Cross the line, get a $388 ticket

CANYON PARK – They may look like just another couple of white painted lines.

They’re not. Under state law, the lines should be considered a barrier. Drive across them, and you could pay a $388 fine.

They are the triangle-shaped zones painted on roadways that extend from onramps and offramps. Called gore points, they are designed to allow traffic to merge easily onto the highways.

When traffic backs up on extended ramps – such as the southbound interchange from the Bothell-Everett Highway to I-405 – some drivers try to avoid the traffic jam by cutting across the painted lines.

On Tuesday morning, the Washington State Patrol was there to bust those people.

In about an hour, troopers wrote 14 tickets.

“It’s a collision-causing infraction,” said trooper Kirk Rudeen, a patrol spokesman. “You’re not supposed to drive across them. There’s a reason they are there.”

The painted lines allow drivers to accelerate and safely merge at highway speeds, he said.

The quarter-mile onramp at the Canyon Park interchange is well designed, Rudeen said.

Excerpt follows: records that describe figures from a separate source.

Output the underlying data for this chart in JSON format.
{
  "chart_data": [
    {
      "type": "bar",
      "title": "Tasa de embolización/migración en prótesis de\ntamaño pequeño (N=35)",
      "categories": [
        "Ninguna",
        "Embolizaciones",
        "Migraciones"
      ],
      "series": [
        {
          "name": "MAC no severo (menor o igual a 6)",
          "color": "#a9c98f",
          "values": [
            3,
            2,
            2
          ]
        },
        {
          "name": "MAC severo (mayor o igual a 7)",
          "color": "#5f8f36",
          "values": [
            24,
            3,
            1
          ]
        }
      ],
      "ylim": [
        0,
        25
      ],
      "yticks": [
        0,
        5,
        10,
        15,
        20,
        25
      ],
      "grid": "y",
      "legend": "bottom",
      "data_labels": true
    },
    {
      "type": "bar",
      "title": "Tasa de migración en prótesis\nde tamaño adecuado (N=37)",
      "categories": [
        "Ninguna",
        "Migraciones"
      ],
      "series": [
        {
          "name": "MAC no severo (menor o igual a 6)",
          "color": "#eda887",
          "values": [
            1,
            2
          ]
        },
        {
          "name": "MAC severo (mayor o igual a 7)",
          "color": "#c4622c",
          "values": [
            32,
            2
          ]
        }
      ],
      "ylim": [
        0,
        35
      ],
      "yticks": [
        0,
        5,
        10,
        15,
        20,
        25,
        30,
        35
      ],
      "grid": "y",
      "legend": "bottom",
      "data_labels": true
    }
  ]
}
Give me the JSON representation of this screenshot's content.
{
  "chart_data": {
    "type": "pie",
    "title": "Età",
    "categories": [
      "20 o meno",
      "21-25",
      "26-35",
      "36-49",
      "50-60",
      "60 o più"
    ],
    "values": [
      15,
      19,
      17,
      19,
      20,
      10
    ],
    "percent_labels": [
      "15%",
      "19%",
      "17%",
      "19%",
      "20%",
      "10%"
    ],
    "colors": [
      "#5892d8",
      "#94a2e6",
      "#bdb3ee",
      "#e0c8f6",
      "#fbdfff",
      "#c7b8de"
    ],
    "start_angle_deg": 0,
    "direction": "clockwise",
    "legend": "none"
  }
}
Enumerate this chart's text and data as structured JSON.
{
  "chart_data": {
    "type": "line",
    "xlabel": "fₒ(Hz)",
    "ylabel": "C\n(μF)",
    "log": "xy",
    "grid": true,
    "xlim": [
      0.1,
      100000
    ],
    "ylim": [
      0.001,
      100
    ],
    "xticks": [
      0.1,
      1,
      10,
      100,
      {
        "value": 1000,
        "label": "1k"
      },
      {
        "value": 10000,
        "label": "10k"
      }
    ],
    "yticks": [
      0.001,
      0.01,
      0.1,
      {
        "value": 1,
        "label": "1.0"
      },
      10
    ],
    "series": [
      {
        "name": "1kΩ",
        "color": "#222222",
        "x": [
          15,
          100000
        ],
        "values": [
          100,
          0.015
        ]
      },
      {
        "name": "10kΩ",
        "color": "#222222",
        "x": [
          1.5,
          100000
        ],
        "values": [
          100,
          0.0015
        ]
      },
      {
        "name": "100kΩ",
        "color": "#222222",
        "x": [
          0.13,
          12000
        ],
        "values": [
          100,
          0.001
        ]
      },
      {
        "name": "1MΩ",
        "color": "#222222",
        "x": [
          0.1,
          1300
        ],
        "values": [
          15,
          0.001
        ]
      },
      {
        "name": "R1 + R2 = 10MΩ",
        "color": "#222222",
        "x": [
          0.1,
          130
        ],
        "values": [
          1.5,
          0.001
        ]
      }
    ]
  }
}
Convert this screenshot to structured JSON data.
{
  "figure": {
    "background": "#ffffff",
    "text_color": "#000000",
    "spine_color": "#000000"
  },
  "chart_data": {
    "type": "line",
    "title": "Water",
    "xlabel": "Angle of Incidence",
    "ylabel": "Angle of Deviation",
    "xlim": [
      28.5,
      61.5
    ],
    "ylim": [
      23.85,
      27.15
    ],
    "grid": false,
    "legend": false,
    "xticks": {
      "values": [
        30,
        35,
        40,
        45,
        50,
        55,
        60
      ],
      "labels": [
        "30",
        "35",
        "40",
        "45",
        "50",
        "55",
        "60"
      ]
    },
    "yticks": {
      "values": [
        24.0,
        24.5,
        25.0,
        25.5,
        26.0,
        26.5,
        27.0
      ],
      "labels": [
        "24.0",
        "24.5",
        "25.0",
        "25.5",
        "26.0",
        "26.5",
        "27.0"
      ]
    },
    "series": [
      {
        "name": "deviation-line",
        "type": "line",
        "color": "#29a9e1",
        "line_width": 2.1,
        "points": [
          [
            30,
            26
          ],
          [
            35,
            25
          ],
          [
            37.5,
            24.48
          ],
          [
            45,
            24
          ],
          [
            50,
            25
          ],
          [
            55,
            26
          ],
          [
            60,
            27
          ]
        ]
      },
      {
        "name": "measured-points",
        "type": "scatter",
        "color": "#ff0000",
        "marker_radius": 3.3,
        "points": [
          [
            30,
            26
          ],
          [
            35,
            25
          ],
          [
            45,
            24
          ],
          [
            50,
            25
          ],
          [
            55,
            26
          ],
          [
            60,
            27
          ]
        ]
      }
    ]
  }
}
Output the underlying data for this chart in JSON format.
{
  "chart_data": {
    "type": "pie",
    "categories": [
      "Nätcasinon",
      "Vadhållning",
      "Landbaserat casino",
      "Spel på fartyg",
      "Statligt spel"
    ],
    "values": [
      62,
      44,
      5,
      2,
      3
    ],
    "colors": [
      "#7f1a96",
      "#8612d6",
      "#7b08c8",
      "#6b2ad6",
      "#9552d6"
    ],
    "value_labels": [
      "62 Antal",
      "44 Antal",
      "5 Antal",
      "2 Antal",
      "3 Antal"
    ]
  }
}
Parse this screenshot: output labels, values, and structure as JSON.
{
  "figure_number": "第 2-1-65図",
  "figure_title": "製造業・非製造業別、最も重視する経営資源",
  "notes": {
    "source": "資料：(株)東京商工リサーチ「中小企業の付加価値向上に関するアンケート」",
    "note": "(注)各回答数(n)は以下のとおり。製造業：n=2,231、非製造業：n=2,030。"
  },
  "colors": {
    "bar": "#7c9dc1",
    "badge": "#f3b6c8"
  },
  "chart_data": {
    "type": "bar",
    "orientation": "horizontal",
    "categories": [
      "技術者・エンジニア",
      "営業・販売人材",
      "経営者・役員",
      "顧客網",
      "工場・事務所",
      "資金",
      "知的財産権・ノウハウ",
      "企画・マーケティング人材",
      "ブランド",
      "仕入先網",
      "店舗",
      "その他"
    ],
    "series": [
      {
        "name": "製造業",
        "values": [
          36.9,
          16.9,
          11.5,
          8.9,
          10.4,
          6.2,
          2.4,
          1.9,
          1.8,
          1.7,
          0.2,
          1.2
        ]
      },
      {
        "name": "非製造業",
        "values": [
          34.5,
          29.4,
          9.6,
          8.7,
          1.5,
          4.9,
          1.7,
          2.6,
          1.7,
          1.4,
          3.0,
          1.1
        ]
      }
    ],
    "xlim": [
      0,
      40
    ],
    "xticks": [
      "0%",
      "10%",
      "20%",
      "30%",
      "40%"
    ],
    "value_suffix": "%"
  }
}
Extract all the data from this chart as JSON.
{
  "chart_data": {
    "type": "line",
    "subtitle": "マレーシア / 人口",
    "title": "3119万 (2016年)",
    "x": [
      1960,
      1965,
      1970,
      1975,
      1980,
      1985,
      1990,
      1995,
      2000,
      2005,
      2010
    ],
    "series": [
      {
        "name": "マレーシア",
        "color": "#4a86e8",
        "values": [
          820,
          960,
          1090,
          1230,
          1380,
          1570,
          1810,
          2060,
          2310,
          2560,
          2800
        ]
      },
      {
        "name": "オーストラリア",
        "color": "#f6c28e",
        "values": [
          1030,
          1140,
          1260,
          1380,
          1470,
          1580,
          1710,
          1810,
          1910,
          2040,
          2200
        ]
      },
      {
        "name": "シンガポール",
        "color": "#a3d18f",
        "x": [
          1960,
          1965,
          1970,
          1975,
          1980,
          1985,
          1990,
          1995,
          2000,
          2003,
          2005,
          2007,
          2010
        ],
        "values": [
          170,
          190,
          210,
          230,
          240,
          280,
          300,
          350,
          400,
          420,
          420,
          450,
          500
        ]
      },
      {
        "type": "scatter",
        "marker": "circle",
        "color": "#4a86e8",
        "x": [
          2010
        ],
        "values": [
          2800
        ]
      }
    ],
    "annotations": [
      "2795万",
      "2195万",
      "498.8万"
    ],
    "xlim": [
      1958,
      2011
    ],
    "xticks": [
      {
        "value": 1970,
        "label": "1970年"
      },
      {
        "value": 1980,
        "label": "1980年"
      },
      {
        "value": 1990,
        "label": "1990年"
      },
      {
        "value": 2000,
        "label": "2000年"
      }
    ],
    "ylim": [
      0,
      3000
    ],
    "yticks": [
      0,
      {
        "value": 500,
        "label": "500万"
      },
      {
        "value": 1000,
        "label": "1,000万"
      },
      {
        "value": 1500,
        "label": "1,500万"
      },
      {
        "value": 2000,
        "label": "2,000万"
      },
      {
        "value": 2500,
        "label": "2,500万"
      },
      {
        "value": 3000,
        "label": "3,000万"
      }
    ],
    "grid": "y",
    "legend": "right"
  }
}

Still, in morning rush-hour traffic, cars back up waiting to get on the freeway.

That’s when drivers try to bypass the backup and cut across the gore point.

Accidents in the area have increased more than 50 percent since 2003, according to a patrol report.

The gore-point problem got so bad that several people called the state patrol to complain, Rudeen said.

“They’re seeing it and saying, ‘Hey, that’s not right,’ ” he said.

That’s what prompted Douglas Witt, 55, of Everett, to call police.

“I called in asking for some added support,” he said.

Almost every morning during his 45-minute commute to Kirkland, he watches drivers dart across the onramp and cut drivers off, he said.

“Your presence is needed,” he told police. “I don’t see you there.”

Typically, troopers cite up to 30 drivers a month for cutting across the lines, Rudeen said. Tuesday’s patrol got about half a month’s worth in an hour, thanks to help from a State Patrol airplane.

The plane circles the area and uses a high-tech video camera to zoom in and catch people breaking the law. It relays the information to the troopers on the ground.

“The aircraft make working something like this so safe, so simple and so effective,” Rudeen said.

The videotape from the plane can be introduced as evidence before a judge, he said.

Troopers will be out again today monitoring the area.

From his perch several hundred feet above the road, trooper Troy Davis said he was surprised at how many drivers were cutting into traffic.

Every time an officer on the ground finished writing a ticket, Davis spotted another car breaking the law.

“This was easy,” he said. “How many did we get? I lost count.”